The ubiquitous impunity for grand corruption in many countries highlights the need for an International Anti-Corruption Court (IACC) that, operating on the international legal principle of complementarity, would have jurisdiction to prosecute kleptocrats and their professional enablers when national governments are unwilling or unable to do so. The court would also have the potential to recover and repatriate stolen assets for the benefit of the victims of corruption. Where the repatriation of assets to entrenched kleptocracies would risk funds being re-captured by corrupt officials, the IACC could repurpose the assets, directing them toward humanitarian or refugee services that benefit the citizens of the countries where the funds were stolen.
Kleptocrats are unlikely to join an international court that would directly threaten their impunity, but an IACC would not need kleptocracies to become member states for the court to be effective. Public officials and politicians who plunder state funds prefer to stash their illicit wealth in assets located in countries with the rule of law where they are, ironically, secure from the predation of other corrupt actors. The IACC would therefore be effective with a small number of founding member states, so as long as they include some of the world’s financial hubs such as Switzerland and Singapore, through which kleptocrats often launder the proceeds of corruption.
Momentum behind the IACC is growing. In June, more than 125 world leaders from over 45 countries signed a Declaration calling for the creation of such a court. Both the Liberal and Conservative party platforms for the September federal elections in Canada included commitments to advance the IACC proposal. Further high-level interest in the court is developing in countries in Africa, Asia, Europe, and Latin America that have been rocked by corruption scandals and related demonstrations of public outrage in recent years.

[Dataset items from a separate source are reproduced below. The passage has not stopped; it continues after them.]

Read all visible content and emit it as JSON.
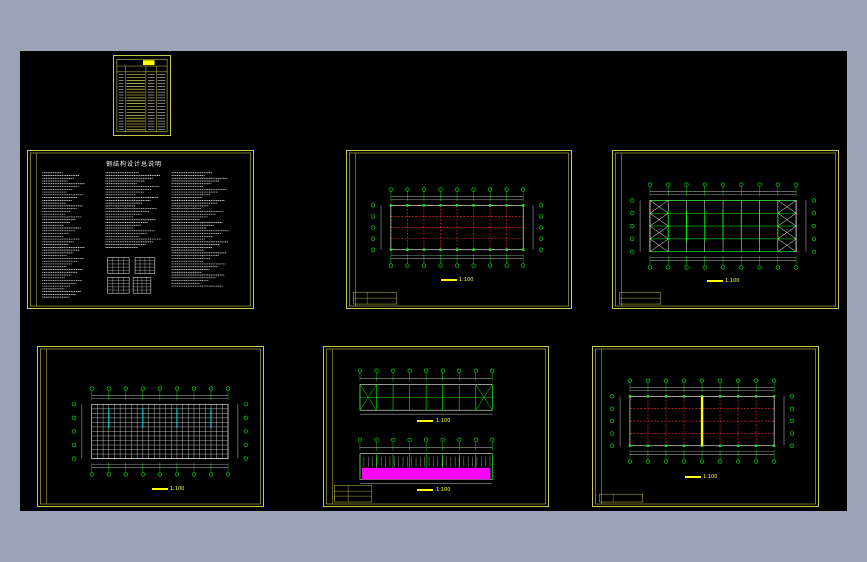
{
  "app": {
    "background_color": "#9aa4b6",
    "canvas_color": "#000000",
    "frame_color": "#c9c94a",
    "axis_color": "#00ff00",
    "column_color": "#ff3333",
    "fill_color": "#ff00ff"
  },
  "drawing_index": {
    "name": "drawing-index-table"
  },
  "sheets": [
    {
      "id": "design-notes",
      "title": "钢结构设计总说明"
    },
    {
      "id": "column-plan",
      "caption": "",
      "scale": "1:100"
    },
    {
      "id": "roof-bracing-plan",
      "caption": "",
      "scale": "1:100"
    },
    {
      "id": "purlin-plan",
      "caption": "",
      "scale": "1:100"
    },
    {
      "id": "elevations",
      "caption": "",
      "scale": "1:100"
    },
    {
      "id": "anchor-plan",
      "caption": "",
      "scale": "1:100"
    }
  ]
}
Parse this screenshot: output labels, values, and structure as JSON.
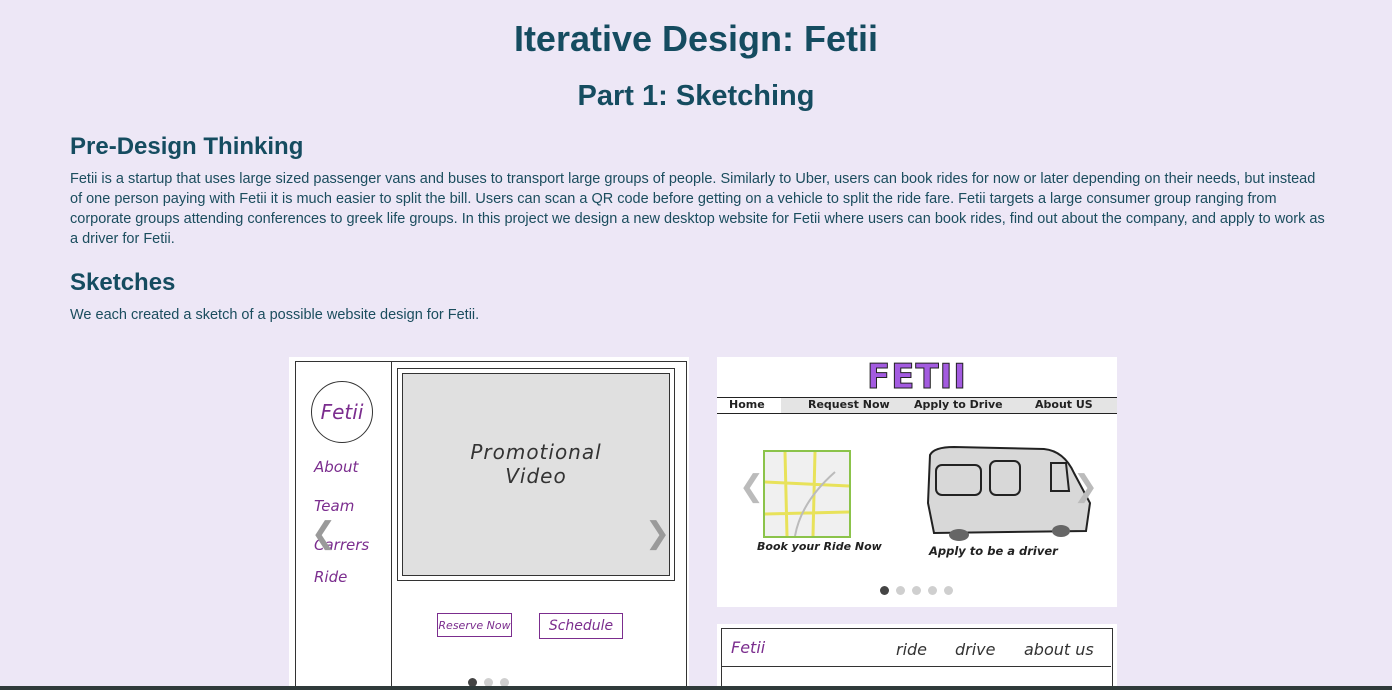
{
  "header": {
    "title": "Iterative Design: Fetii",
    "subtitle": "Part 1: Sketching"
  },
  "predesign": {
    "heading": "Pre-Design Thinking",
    "text": "Fetii is a startup that uses large sized passenger vans and buses to transport large groups of people. Similarly to Uber, users can book rides for now or later depending on their needs, but instead of one person paying with Fetii it is much easier to split the bill. Users can scan a QR code before getting on a vehicle to split the ride fare. Fetii targets a large consumer group ranging from corporate groups attending conferences to greek life groups. In this project we design a new desktop website for Fetii where users can book rides, find out about the company, and apply to work as a driver for Fetii."
  },
  "sketches": {
    "heading": "Sketches",
    "text": "We each created a sketch of a possible website design for Fetii."
  },
  "sketch1": {
    "logo": "Fetii",
    "nav": [
      "About",
      "Team",
      "Carrers",
      "Ride"
    ],
    "video_label_line1": "Promotional",
    "video_label_line2": "Video",
    "button1": "Reserve Now",
    "button2": "Schedule",
    "dots_count": 3,
    "active_dot": 0
  },
  "sketch2": {
    "logo": "FETII",
    "nav": [
      "Home",
      "Request Now",
      "Apply to Drive",
      "About US"
    ],
    "caption_left": "Book your Ride Now",
    "caption_right": "Apply to be a driver",
    "dots_count": 5,
    "active_dot": 0
  },
  "sketch3": {
    "logo": "Fetii",
    "nav": [
      "ride",
      "drive",
      "about us"
    ]
  },
  "colors": {
    "background": "#ede7f6",
    "heading": "#154c60",
    "text": "#1b4d5e",
    "sketch_purple": "#7b2d8e",
    "logo_purple": "#a35be0"
  }
}
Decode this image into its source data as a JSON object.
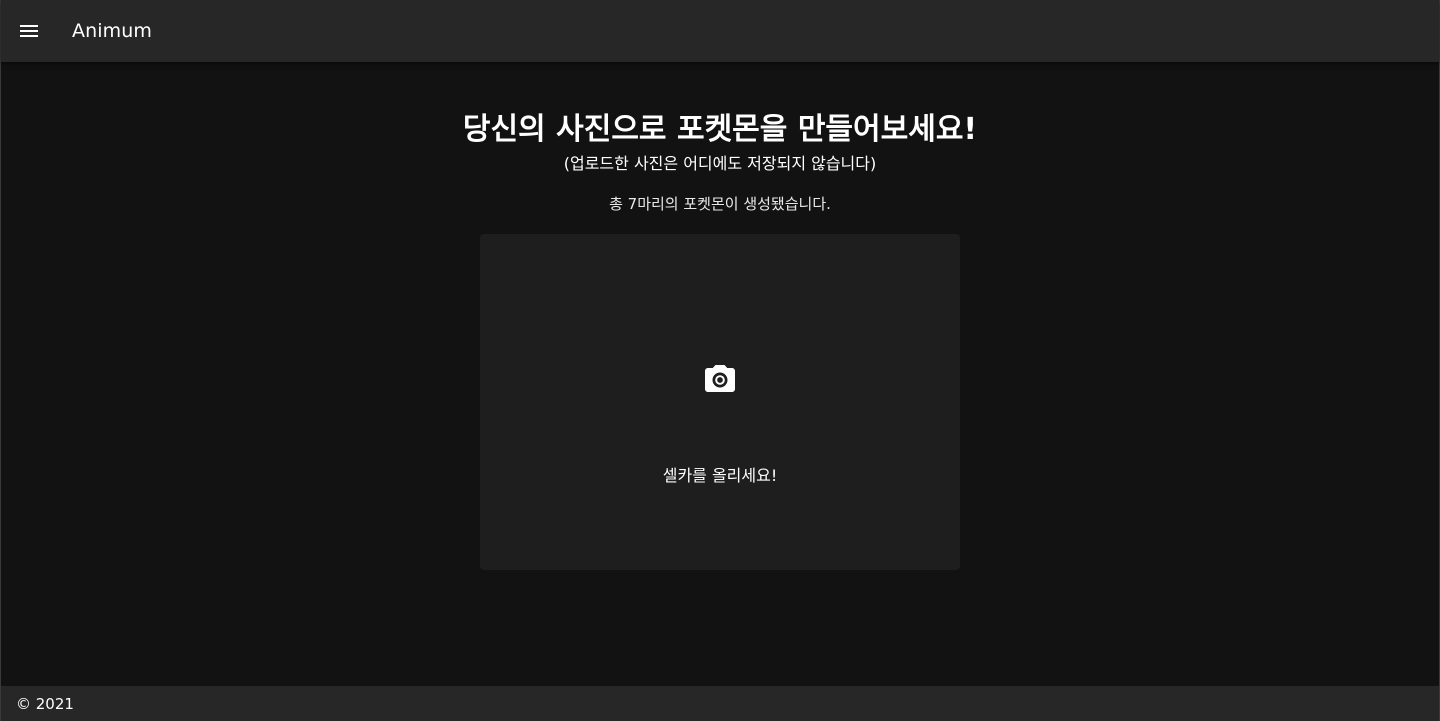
{
  "app_bar": {
    "menu_icon": "menu-icon",
    "title": "Animum"
  },
  "main": {
    "headline": "당신의 사진으로 포켓몬을 만들어보세요!",
    "subnote": "(업로드한 사진은 어디에도 저장되지 않습니다)",
    "count_text": "총 7마리의 포켓몬이 생성됐습니다.",
    "upload": {
      "icon": "camera-icon",
      "label": "셀카를 올리세요!"
    }
  },
  "footer": {
    "copyright": "© 2021"
  },
  "colors": {
    "background": "#121212",
    "app_bar": "#272727",
    "card": "#1e1e1e",
    "text": "#ffffff"
  }
}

The climate change movement should recognize the threat grand corruption poses to achieving its goals. Developing nations stand to pay a disproportionate price for the effects of climate change, despite having contributed the least to the problem and having the least resources to mitigate it. Global governance structures in general remain little changed since the post-World War II period. Left largely unreformed, they have drifted from their original purposes and, more importantly, they have failed to evolve to meet contemporary crises. To take climate change seriously, governments must both boost climate investments and develop novel global governance solutions like the IACC to protect them.